The original 1976 UK single release featured album track “Emerald” as a B-side, although in some territories “Jailbreak” was chosen. The single was remixed and re-released in several formats in March 1991, after the success of the “Dedication” single, but failed to chart. The 12″ EP featured the extra tracks “Johnny the Fox Meets Jimmy the Weed”, “Black Boys on the Corner” and a live version of “Me and the Boys”.
This Charming Man – The Smiths
“This Charming Man” is a song by the British alternative rock band The Smiths, written by guitarist Johnny Marr and singer/lyricist Morrissey. It was released as the group’s second single in October 1983 on the independent record label Rough Trade. The song is defined by Marr’s jangle pop guitar riff and Morrissey’s characteristically morose lyrics, which revolve around the recurrent Smiths themes of sexual ambiguity and lust.

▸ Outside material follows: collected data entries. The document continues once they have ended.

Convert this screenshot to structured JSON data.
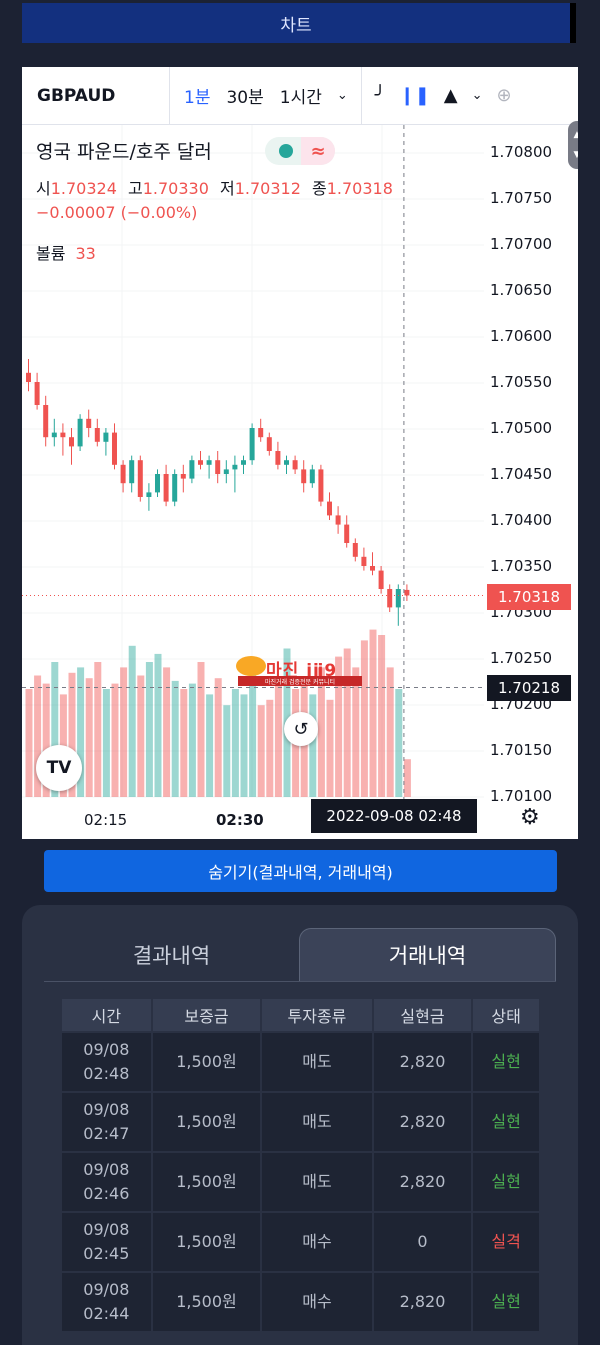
{
  "header": {
    "chart_button": "차트"
  },
  "chart_toolbar": {
    "symbol": "GBPAUD",
    "timeframes": [
      "1분",
      "30분",
      "1시간"
    ],
    "active_timeframe": "1분"
  },
  "legend": {
    "title": "영국 파운드/호주 달러",
    "open_label": "시",
    "open": "1.70324",
    "high_label": "고",
    "high": "1.70330",
    "low_label": "저",
    "low": "1.70312",
    "close_label": "종",
    "close": "1.70318",
    "change": "−0.00007 (−0.00%)",
    "volume_label": "볼륨",
    "volume": "33"
  },
  "price_axis": [
    "1.70800",
    "1.70750",
    "1.70700",
    "1.70650",
    "1.70600",
    "1.70550",
    "1.70500",
    "1.70450",
    "1.70400",
    "1.70350",
    "1.70300",
    "1.70250",
    "1.70200",
    "1.70150",
    "1.70100"
  ],
  "price_badges": {
    "last": "1.70318",
    "crosshair": "1.70218"
  },
  "time_axis": {
    "t1": "02:15",
    "t2": "02:30",
    "crosshair": "2022-09-08   02:48"
  },
  "watermark": {
    "brand": "마진",
    "tagline": "마진거래 검증전문 커뮤니티"
  },
  "colors": {
    "up": "#26a69a",
    "down": "#ef5350",
    "accent": "#2962ff",
    "status_ok": "#4caf50",
    "status_fail": "#ef5350"
  },
  "chart_data": {
    "type": "candlestick",
    "symbol": "GBPAUD",
    "interval": "1분",
    "ylim": [
      1.701,
      1.708
    ],
    "candles": [
      {
        "o": 1.7056,
        "h": 1.70575,
        "l": 1.7054,
        "c": 1.7055
      },
      {
        "o": 1.7055,
        "h": 1.7056,
        "l": 1.7052,
        "c": 1.70525
      },
      {
        "o": 1.70525,
        "h": 1.70535,
        "l": 1.7048,
        "c": 1.7049
      },
      {
        "o": 1.7049,
        "h": 1.7051,
        "l": 1.7048,
        "c": 1.70495
      },
      {
        "o": 1.70495,
        "h": 1.70505,
        "l": 1.7047,
        "c": 1.7049
      },
      {
        "o": 1.7049,
        "h": 1.705,
        "l": 1.7046,
        "c": 1.7048
      },
      {
        "o": 1.7048,
        "h": 1.70515,
        "l": 1.70475,
        "c": 1.7051
      },
      {
        "o": 1.7051,
        "h": 1.7052,
        "l": 1.7049,
        "c": 1.705
      },
      {
        "o": 1.705,
        "h": 1.7051,
        "l": 1.7048,
        "c": 1.70485
      },
      {
        "o": 1.70485,
        "h": 1.705,
        "l": 1.7047,
        "c": 1.70495
      },
      {
        "o": 1.70495,
        "h": 1.70505,
        "l": 1.70455,
        "c": 1.7046
      },
      {
        "o": 1.7046,
        "h": 1.70465,
        "l": 1.7043,
        "c": 1.7044
      },
      {
        "o": 1.7044,
        "h": 1.7047,
        "l": 1.7043,
        "c": 1.70465
      },
      {
        "o": 1.70465,
        "h": 1.7047,
        "l": 1.7042,
        "c": 1.70425
      },
      {
        "o": 1.70425,
        "h": 1.7044,
        "l": 1.7041,
        "c": 1.7043
      },
      {
        "o": 1.7043,
        "h": 1.70455,
        "l": 1.70425,
        "c": 1.7045
      },
      {
        "o": 1.7045,
        "h": 1.7046,
        "l": 1.70415,
        "c": 1.7042
      },
      {
        "o": 1.7042,
        "h": 1.70455,
        "l": 1.70415,
        "c": 1.7045
      },
      {
        "o": 1.7045,
        "h": 1.7046,
        "l": 1.7043,
        "c": 1.70445
      },
      {
        "o": 1.70445,
        "h": 1.7047,
        "l": 1.7044,
        "c": 1.70465
      },
      {
        "o": 1.70465,
        "h": 1.70475,
        "l": 1.70455,
        "c": 1.7046
      },
      {
        "o": 1.7046,
        "h": 1.7047,
        "l": 1.70445,
        "c": 1.70465
      },
      {
        "o": 1.70465,
        "h": 1.70475,
        "l": 1.7044,
        "c": 1.7045
      },
      {
        "o": 1.7045,
        "h": 1.70465,
        "l": 1.7044,
        "c": 1.70455
      },
      {
        "o": 1.70455,
        "h": 1.7047,
        "l": 1.7043,
        "c": 1.7046
      },
      {
        "o": 1.7046,
        "h": 1.7047,
        "l": 1.7045,
        "c": 1.70465
      },
      {
        "o": 1.70465,
        "h": 1.70505,
        "l": 1.7046,
        "c": 1.705
      },
      {
        "o": 1.705,
        "h": 1.7051,
        "l": 1.70485,
        "c": 1.7049
      },
      {
        "o": 1.7049,
        "h": 1.70495,
        "l": 1.7047,
        "c": 1.70475
      },
      {
        "o": 1.70475,
        "h": 1.70485,
        "l": 1.70455,
        "c": 1.7046
      },
      {
        "o": 1.7046,
        "h": 1.7047,
        "l": 1.7045,
        "c": 1.70465
      },
      {
        "o": 1.70465,
        "h": 1.7047,
        "l": 1.7045,
        "c": 1.70455
      },
      {
        "o": 1.70455,
        "h": 1.70465,
        "l": 1.7043,
        "c": 1.7044
      },
      {
        "o": 1.7044,
        "h": 1.7046,
        "l": 1.70435,
        "c": 1.70455
      },
      {
        "o": 1.70455,
        "h": 1.7046,
        "l": 1.70415,
        "c": 1.7042
      },
      {
        "o": 1.7042,
        "h": 1.7043,
        "l": 1.704,
        "c": 1.70405
      },
      {
        "o": 1.70405,
        "h": 1.70415,
        "l": 1.70385,
        "c": 1.70395
      },
      {
        "o": 1.70395,
        "h": 1.70405,
        "l": 1.7037,
        "c": 1.70375
      },
      {
        "o": 1.70375,
        "h": 1.7038,
        "l": 1.70355,
        "c": 1.7036
      },
      {
        "o": 1.7036,
        "h": 1.7037,
        "l": 1.70345,
        "c": 1.7035
      },
      {
        "o": 1.7035,
        "h": 1.70365,
        "l": 1.7034,
        "c": 1.70345
      },
      {
        "o": 1.70345,
        "h": 1.7035,
        "l": 1.7032,
        "c": 1.70325
      },
      {
        "o": 1.70325,
        "h": 1.7033,
        "l": 1.703,
        "c": 1.70305
      },
      {
        "o": 1.70305,
        "h": 1.7033,
        "l": 1.70285,
        "c": 1.70325
      },
      {
        "o": 1.70324,
        "h": 1.7033,
        "l": 1.70312,
        "c": 1.70318
      }
    ],
    "volumes": [
      40,
      45,
      42,
      50,
      38,
      46,
      48,
      44,
      50,
      40,
      42,
      48,
      56,
      45,
      50,
      53,
      48,
      43,
      40,
      42,
      50,
      38,
      44,
      34,
      40,
      38,
      45,
      34,
      36,
      42,
      55,
      40,
      43,
      38,
      48,
      36,
      52,
      55,
      48,
      58,
      62,
      60,
      48,
      40,
      14
    ]
  },
  "bottom_panel": {
    "hide_button": "숨기기(결과내역, 거래내역)",
    "tabs": [
      "결과내역",
      "거래내역"
    ],
    "active_tab": "거래내역",
    "columns": [
      "시간",
      "보증금",
      "투자종류",
      "실현금",
      "상태"
    ],
    "rows": [
      {
        "date": "09/08",
        "time": "02:48",
        "deposit": "1,500원",
        "type": "매도",
        "realized": "2,820",
        "status": "실현"
      },
      {
        "date": "09/08",
        "time": "02:47",
        "deposit": "1,500원",
        "type": "매도",
        "realized": "2,820",
        "status": "실현"
      },
      {
        "date": "09/08",
        "time": "02:46",
        "deposit": "1,500원",
        "type": "매도",
        "realized": "2,820",
        "status": "실현"
      },
      {
        "date": "09/08",
        "time": "02:45",
        "deposit": "1,500원",
        "type": "매수",
        "realized": "0",
        "status": "실격"
      },
      {
        "date": "09/08",
        "time": "02:44",
        "deposit": "1,500원",
        "type": "매수",
        "realized": "2,820",
        "status": "실현"
      }
    ]
  }
}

Feeling detached from and unable to relate to the early 1980s mainstream gay culture, Morrissey wrote “This Charming Man” to evoke an older, more coded and self-aware underground scene. The singer explained of the song’s lyrics, “I really like the idea of the male voice being quite vulnerable, of it being taken and slightly manipulated, rather than there being always this heavy machismo thing that just bores everybody.”

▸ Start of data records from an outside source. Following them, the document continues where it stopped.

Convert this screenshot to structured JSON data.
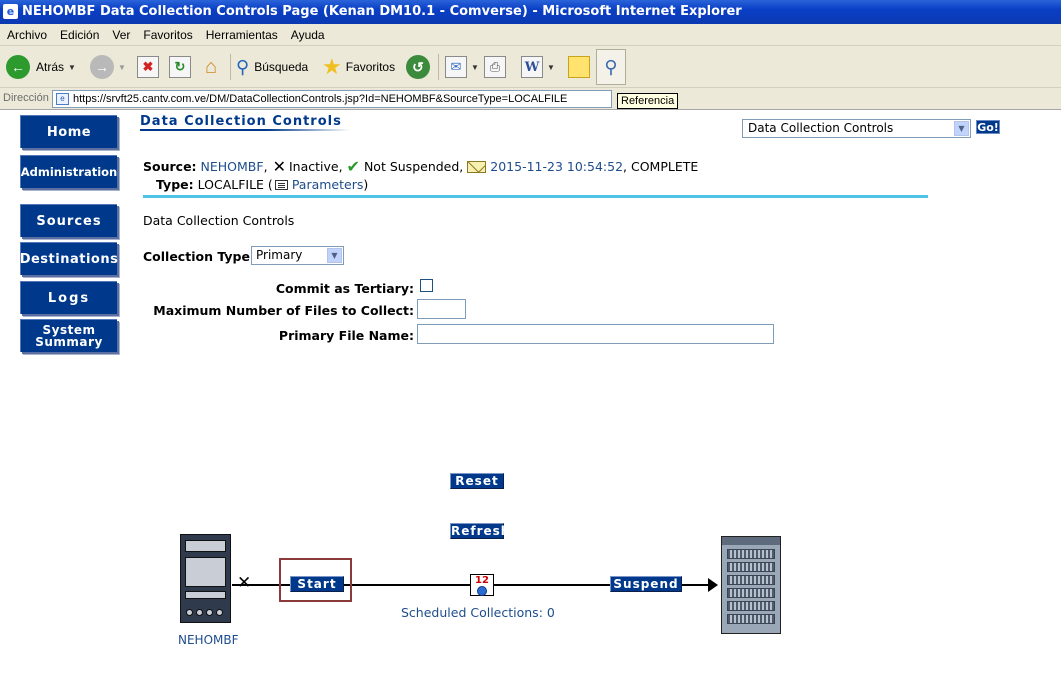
{
  "window": {
    "title": "NEHOMBF Data Collection Controls Page (Kenan DM10.1 - Comverse) - Microsoft Internet Explorer"
  },
  "menu": [
    "Archivo",
    "Edición",
    "Ver",
    "Favoritos",
    "Herramientas",
    "Ayuda"
  ],
  "toolbar": {
    "back_label": "Atrás",
    "search_label": "Búsqueda",
    "favorites_label": "Favoritos"
  },
  "address": {
    "label": "Dirección",
    "url": "https://srvft25.cantv.com.ve/DM/DataCollectionControls.jsp?Id=NEHOMBF&SourceType=LOCALFILE",
    "tooltip": "Referencia"
  },
  "nav": {
    "home": "Home",
    "administration": "Administration",
    "sources": "Sources",
    "destinations": "Destinations",
    "logs": "Logs",
    "system_line1": "System",
    "system_line2": "Summary"
  },
  "header": {
    "title": "Data Collection Controls",
    "goto_selected": "Data Collection Controls",
    "go_label": "Go!"
  },
  "source_info": {
    "source_label": "Source:",
    "source_name": "NEHOMBF",
    "inactive_text": "Inactive,",
    "not_suspended_text": "Not Suspended,",
    "last_event_time": "2015-11-23 10:54:52",
    "last_event_status": ", COMPLETE",
    "type_label": "Type:",
    "type_value": "LOCALFILE",
    "parameters_link": "Parameters"
  },
  "form": {
    "section_title": "Data Collection Controls",
    "collection_type_label": "Collection Type:",
    "collection_type_value": "Primary",
    "commit_tertiary_label": "Commit as Tertiary:",
    "max_files_label": "Maximum Number of Files to Collect:",
    "max_files_value": "",
    "primary_file_label": "Primary File Name:",
    "primary_file_value": ""
  },
  "actions": {
    "reset": "Reset",
    "refresh": "Refresh",
    "start": "Start",
    "suspend": "Suspend"
  },
  "flow": {
    "source_node_label": "NEHOMBF",
    "clock_digits": "12",
    "scheduled_label": "Scheduled Collections: 0"
  }
}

Although only moderately successful on first release—the single peaked at number 25 on the British singles chart—”This Charming Man” has been widely praised in both the music and mainstream press. The single was re-issued in 1992, reaching number 8 on the UK singles chart (also making it The Smiths biggest UK hit by chart position). In 2004, BBC Radio 2 listeners voted it number 97 on the station’s “Sold On Song Top 100″ poll. Mojo magazine journalists placed the track at number one on their 2008 “50 Greatest UK Indie Records of All Time” feature.

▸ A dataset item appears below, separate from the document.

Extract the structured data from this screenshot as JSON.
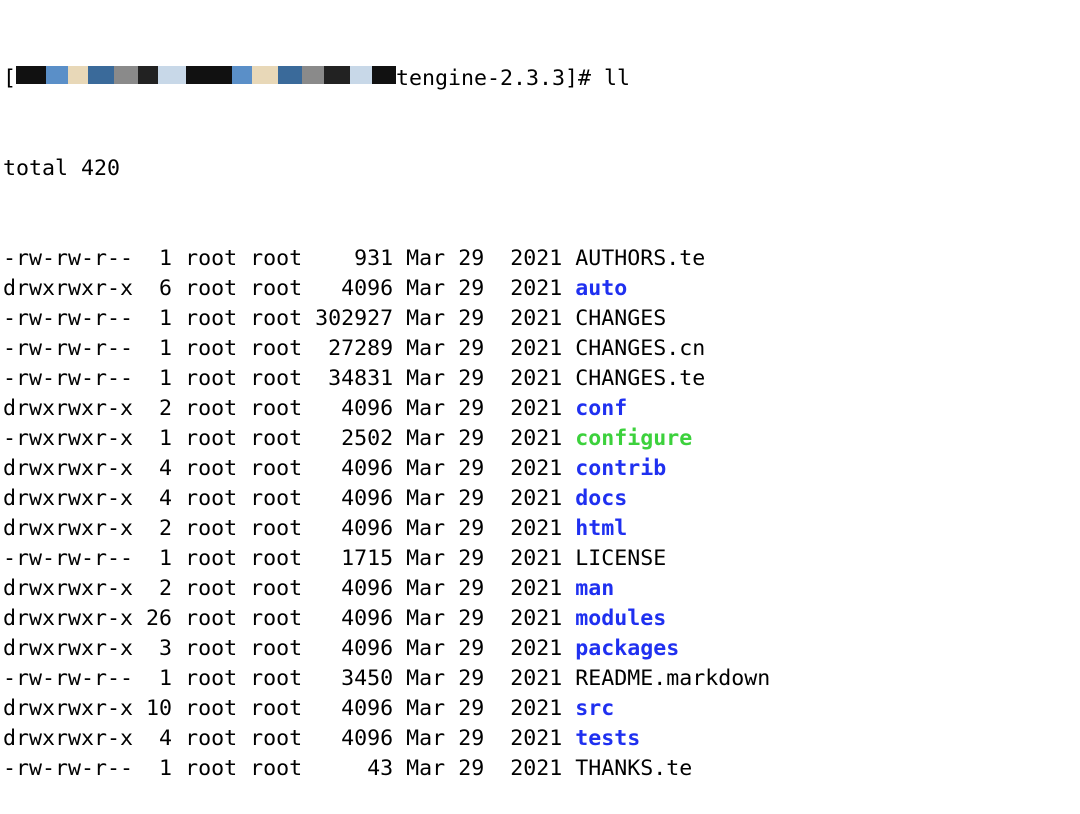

By early 1983, The Smiths had gained a large following on the UK live circuit and had signed a record deal with the indie label Rough Trade. The deal, along with positive concert reviews in the weekly music press and an upcoming session on BBC Radio 1 DJ John Peel’s radio show, generated a large media buzz for the band. In a music scene dominated by corporate and video-driven acts, the Smiths’ camp and bookish image stood out, and many expected the band to be the breakthrough act of the UK post-punk movement. The previous October Frankie Goes to Hollywood released their iconic track “Relax”, which was seen as an anthem to an out alpha male self-assertiveness, and alien to many UK homosexuals. However, The Smiths’ May 1983 debut single “Hand in Glove” failed to live up to critical and commercial expectations, mostly due to its perceived low production values. When Rough Trade label mates Aztec Camera began to receive day-time national radio-play with their track “Walk out to Winter”, Marr admitted to “feeling a little jealous, my competitive urges kicked in”. The guitarist believed The Smiths needed an up-beat song, “in a major key”, in order to gain a chart positioning that would live up to expectations.
Marr wrote the music to “This Charming Man” especially for the Peel session on the same night that he wrote “Still Ill” and “Pretty Girls Make Graves”. Based on the Peel performance, Rough Trade label head Geoff Travis suggested that the band release the song as a single instead of the slated release “Reel Around the Fountain”, which had gathered notoriety in the press due to what were seen as lyrical references to paedophilia. The Smiths entered Matrix Studios in London on September 1983 to record a second studio version of the song for release as a single. However, the result—known as the ‘London version’—was unsatisfactory and soon after, the band travelled to Strawberry Studios in Stockport to try again. Here, they recorded the more widely heard A-side.